Mutinous army officer, political turncoat, gang leader, cross-dresser, pirate hostage, and zestful incest aficionado: Publius Clodius Pulcher jammed all that and much more into his forty-one-year lifespan. And the Roman public loved that bad boy for it.
From one of Rome’s most ancient and aristocratic families, the Claudii, he, his mom, and his three sisters (all named Clodia) were left nearly destitute at their father’s death.
As the Third Mithradatic War in Asia Minor heated up, the twenty-five-year-old joined the military, becoming minor brass under his brother-in-law, General Lucullus. He immediately got into a jam by inciting mutiny among the legionaries. Tossed out of the army, Clodius wheedled another brother-in-law into letting him take command of his fleet.
On this outing, Clodius was captured by pirates. The brigands demanded a ransom from the ruler of a nearby island, who sent a miserly sum. That tickled the pirates so much, they let Clodius go.
Back in Rome, Clodius faced an army treason charge brought by Lucullus. Making things even stickier, Clodius had also been doing the wild thing with his own little sister, Lucullus’s wife Clodia. When Lucullus discovered the adultery, he divorced her at the speed of light.

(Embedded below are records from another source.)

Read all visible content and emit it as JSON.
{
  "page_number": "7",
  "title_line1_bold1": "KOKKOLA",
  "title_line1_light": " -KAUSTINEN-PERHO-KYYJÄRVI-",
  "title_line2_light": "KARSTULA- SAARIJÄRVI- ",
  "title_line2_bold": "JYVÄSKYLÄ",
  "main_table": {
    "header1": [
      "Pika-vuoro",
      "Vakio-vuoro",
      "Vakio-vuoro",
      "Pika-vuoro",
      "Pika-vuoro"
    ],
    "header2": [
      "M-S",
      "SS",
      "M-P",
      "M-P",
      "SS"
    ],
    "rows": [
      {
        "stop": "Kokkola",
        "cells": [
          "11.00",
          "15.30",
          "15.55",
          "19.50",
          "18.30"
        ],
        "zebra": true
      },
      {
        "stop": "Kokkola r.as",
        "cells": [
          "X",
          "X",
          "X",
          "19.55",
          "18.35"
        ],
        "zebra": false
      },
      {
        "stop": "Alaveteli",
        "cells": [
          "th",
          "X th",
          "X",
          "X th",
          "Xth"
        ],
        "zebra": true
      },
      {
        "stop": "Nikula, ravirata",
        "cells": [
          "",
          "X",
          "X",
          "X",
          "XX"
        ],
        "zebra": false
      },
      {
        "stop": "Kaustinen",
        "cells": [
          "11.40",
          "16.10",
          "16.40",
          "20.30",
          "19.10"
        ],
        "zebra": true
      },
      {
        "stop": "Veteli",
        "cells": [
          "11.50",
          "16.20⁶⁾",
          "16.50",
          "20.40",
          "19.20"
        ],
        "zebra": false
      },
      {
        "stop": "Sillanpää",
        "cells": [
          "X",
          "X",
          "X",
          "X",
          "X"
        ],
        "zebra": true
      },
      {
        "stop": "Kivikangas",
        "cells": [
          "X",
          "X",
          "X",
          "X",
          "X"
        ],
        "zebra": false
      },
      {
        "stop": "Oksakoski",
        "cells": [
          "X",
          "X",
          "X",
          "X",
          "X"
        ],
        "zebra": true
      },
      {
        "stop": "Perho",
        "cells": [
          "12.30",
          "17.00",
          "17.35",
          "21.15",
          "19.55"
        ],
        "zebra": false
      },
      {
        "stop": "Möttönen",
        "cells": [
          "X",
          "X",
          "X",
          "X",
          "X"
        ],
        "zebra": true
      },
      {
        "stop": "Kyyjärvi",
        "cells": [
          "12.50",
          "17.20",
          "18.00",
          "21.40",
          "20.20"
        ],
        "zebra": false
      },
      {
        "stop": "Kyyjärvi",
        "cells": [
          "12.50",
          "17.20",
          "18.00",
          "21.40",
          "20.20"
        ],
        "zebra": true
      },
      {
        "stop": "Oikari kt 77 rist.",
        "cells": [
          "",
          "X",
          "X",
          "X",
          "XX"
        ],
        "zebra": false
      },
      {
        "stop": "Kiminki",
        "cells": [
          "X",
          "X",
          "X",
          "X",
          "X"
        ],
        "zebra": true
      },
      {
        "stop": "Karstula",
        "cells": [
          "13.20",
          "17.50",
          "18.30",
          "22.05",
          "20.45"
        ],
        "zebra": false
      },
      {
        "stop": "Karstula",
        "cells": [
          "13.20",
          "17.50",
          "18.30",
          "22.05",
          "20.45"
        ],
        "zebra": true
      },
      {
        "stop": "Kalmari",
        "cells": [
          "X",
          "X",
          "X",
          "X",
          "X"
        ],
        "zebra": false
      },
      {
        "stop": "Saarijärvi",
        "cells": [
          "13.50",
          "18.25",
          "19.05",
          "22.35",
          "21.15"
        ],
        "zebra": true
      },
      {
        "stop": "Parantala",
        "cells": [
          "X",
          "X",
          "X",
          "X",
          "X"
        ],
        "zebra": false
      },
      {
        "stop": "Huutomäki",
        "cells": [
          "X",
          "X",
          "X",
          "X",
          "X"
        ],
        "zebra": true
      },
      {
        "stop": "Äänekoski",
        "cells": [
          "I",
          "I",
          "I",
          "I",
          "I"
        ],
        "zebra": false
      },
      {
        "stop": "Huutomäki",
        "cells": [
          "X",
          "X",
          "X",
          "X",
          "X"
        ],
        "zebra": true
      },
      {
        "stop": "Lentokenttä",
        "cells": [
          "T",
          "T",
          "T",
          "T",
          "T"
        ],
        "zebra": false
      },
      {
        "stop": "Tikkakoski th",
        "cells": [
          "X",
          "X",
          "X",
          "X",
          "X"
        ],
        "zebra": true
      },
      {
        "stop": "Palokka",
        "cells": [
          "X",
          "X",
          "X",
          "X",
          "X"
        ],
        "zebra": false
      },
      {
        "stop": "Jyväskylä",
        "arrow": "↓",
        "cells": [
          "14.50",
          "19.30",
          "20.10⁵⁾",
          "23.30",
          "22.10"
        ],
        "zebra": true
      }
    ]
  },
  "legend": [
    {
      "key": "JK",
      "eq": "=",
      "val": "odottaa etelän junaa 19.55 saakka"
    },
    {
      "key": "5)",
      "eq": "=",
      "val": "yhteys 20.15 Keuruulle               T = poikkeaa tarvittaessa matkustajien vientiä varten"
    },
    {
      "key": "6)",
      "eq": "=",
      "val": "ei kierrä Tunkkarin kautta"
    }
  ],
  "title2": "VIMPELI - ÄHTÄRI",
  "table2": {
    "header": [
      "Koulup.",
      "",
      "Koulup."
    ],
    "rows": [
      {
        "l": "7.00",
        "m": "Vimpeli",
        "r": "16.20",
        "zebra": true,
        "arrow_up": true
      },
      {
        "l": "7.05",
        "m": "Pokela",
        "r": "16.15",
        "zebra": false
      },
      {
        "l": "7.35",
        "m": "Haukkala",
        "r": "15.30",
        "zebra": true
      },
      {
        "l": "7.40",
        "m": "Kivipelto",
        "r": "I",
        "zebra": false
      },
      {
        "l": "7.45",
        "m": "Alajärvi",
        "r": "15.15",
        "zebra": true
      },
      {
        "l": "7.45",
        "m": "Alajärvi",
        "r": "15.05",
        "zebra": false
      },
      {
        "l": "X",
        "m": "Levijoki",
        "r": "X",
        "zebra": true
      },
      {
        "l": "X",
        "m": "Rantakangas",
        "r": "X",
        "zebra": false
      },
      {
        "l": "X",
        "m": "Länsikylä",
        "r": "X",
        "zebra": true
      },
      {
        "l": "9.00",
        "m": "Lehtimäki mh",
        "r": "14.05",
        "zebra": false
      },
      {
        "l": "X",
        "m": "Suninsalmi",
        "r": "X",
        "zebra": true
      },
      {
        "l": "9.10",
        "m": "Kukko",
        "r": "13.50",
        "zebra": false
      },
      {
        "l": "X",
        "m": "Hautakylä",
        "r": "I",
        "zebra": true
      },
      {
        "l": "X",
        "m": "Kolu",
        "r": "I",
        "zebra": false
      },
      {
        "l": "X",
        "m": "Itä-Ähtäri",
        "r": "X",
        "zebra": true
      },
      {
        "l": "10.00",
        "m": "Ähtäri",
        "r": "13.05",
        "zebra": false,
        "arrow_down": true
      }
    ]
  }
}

Expecting a death threat at any moment, Clodius hastily took shelter by marrying Fulvia, a ferociously active member of the influential Tuditani clan. They promptly set about making babies. By 62 B.C., bored with respectability, Clodius sought extracurricular diversion, hoping to find it with Pompeia, at that time the wife of Julius Caesar.

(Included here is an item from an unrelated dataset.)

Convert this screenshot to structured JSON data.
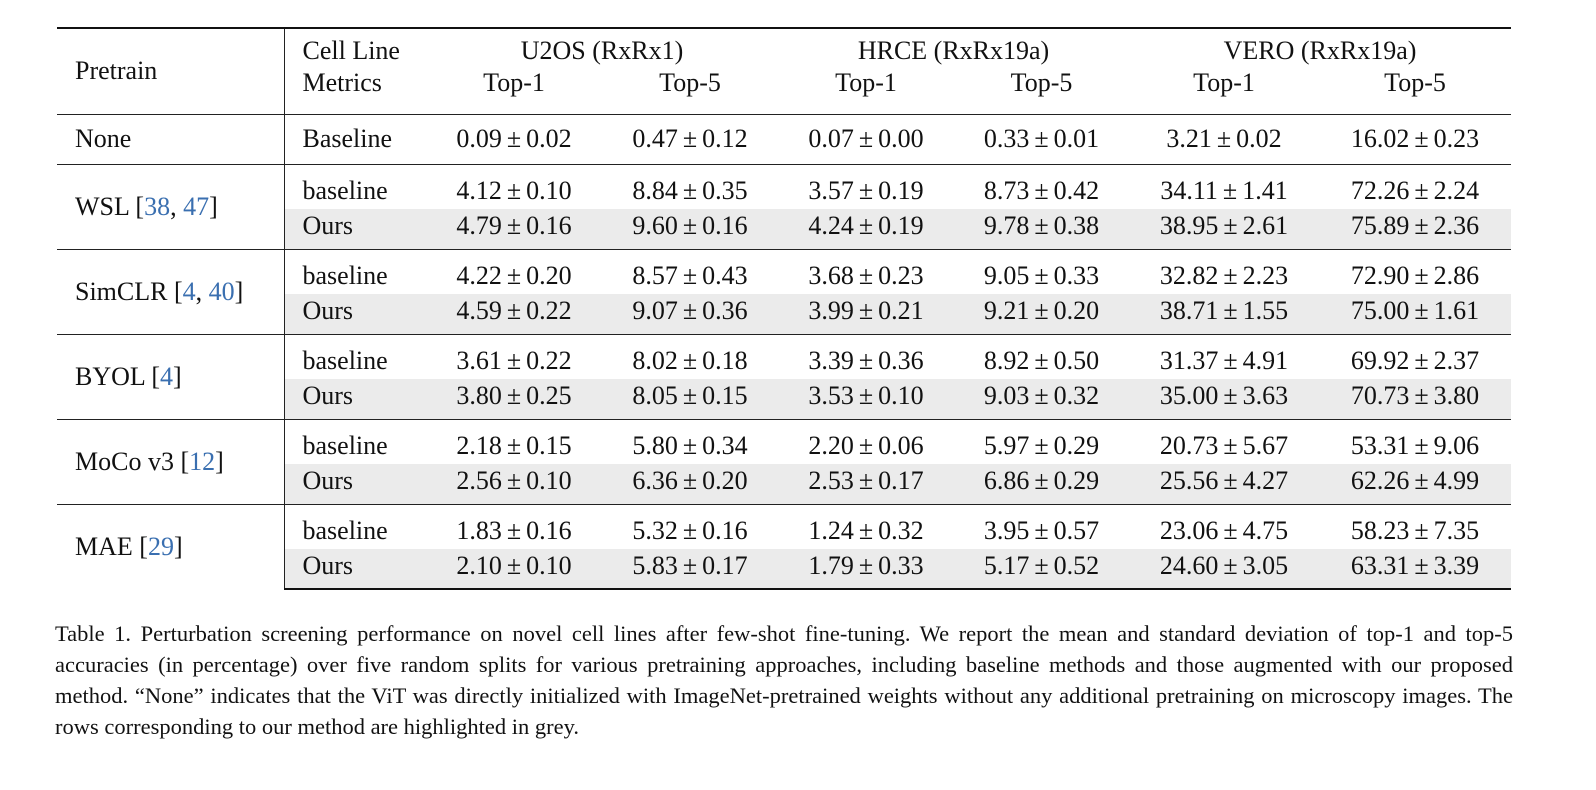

Things seemed to jell in December, when the all-nighter mystery rites of the Bona Dea goddess took place at Caesar’s home. Bona Dea, goddess of chastity and fertility, had superstrict rules. Absolutely no men allowed; even tomcats and baby boys were removed from the premises.
Clodius enjoyed complicated romances and a bit of transvestite fun as well; this seemed like a perfect time to try them out. The women at Caesar’s house had just sacrificed a sow and were having cocktails with the vestal virgins who ran the ceremonies when a commotion broke out. An alert servant heard a strangely deep voice coming from a person wearing female robes—and cross-dressing Clodius was busted. The Bona Dea ceremony was ruined, called off due to male sacrilege.
In the tumultuous aftermath, Caesar quickly divorced Pompeia, saying, “The wife of Caesar must be above suspicion.” Now that Pompeia was free of marital complications, Clodius lost interest.
Clodius thought it best to go hide out at his middle sister’s place. Sisterly incest was such a comfort, especially with the drop-dead-beautiful Clodia. His brother-in-law Lucullus was still peeved about his incest with little sister Clodia, and now brought him up on three counts of sexual immorality.
At his trial, the evidence was solidly stacked against Clodius. At the eleventh hour, however, his rich buddy Crassus bribed all the jurors and got Clodius acquitted. His wife Fulvia even stood by him.
As Clodius reveled in his reversals, up popped Cicero, his worst political foe. Not only was the man a social climber, he’d become a boorish neighbor over a property dispute. As if that weren’t hubris enough, Cicero had gone after the Cataline conspirators who’d plotted the overthrow of the government, and got some of them executed. Without due process, either.
Well, he, Clodius, was now the newly elected tribune and head of the plebeian party. And he (backed by the muscle of his own personal gang of thugs) wasn’t going to stand for it. He immediately used his shiny new legislative powers to push through a law that ordered exile for anyone who’d executed a Roman citizen without a trial—which meant Cicero, his sworn enemy. In 58 B.C. he waved a smirking goodbye to Cicero, headed to exile in northern Greece. He and Fulvia had a good laugh about it. Quick as lightning, he passed another law, prohibiting Cicero to approach within four hundred miles of Italy. More fun!
Sadly, it was downhill from there for Rome’s most popular rogue politico. Within two years, Clodius and his gang would be battling the rival gangs of another thuggish political aspirant named Milo.
In December of 53 B.C. Clodius’ string of lucky breaks ran out. He was murdered by Milo’s gang. Even after death, Clodius had maniacally devoted fans. To mourn him, the mob built his funeral pyre inside the Roman Senate house, then burned it to the ground!
If this tale of Clodius et al sounds like a novel of the American wild west, it should. This century of Roman history was plagued by lawlessness, civil war, the shift from a nominal republic to a de facto monarchy, and the protracted power struggles between the likes of Caesar, Pompey, Mark Antony, Octavian, and many others. Colorful Clodius, a better lover than a fighter, was a mere bit player in the grander scheme of things.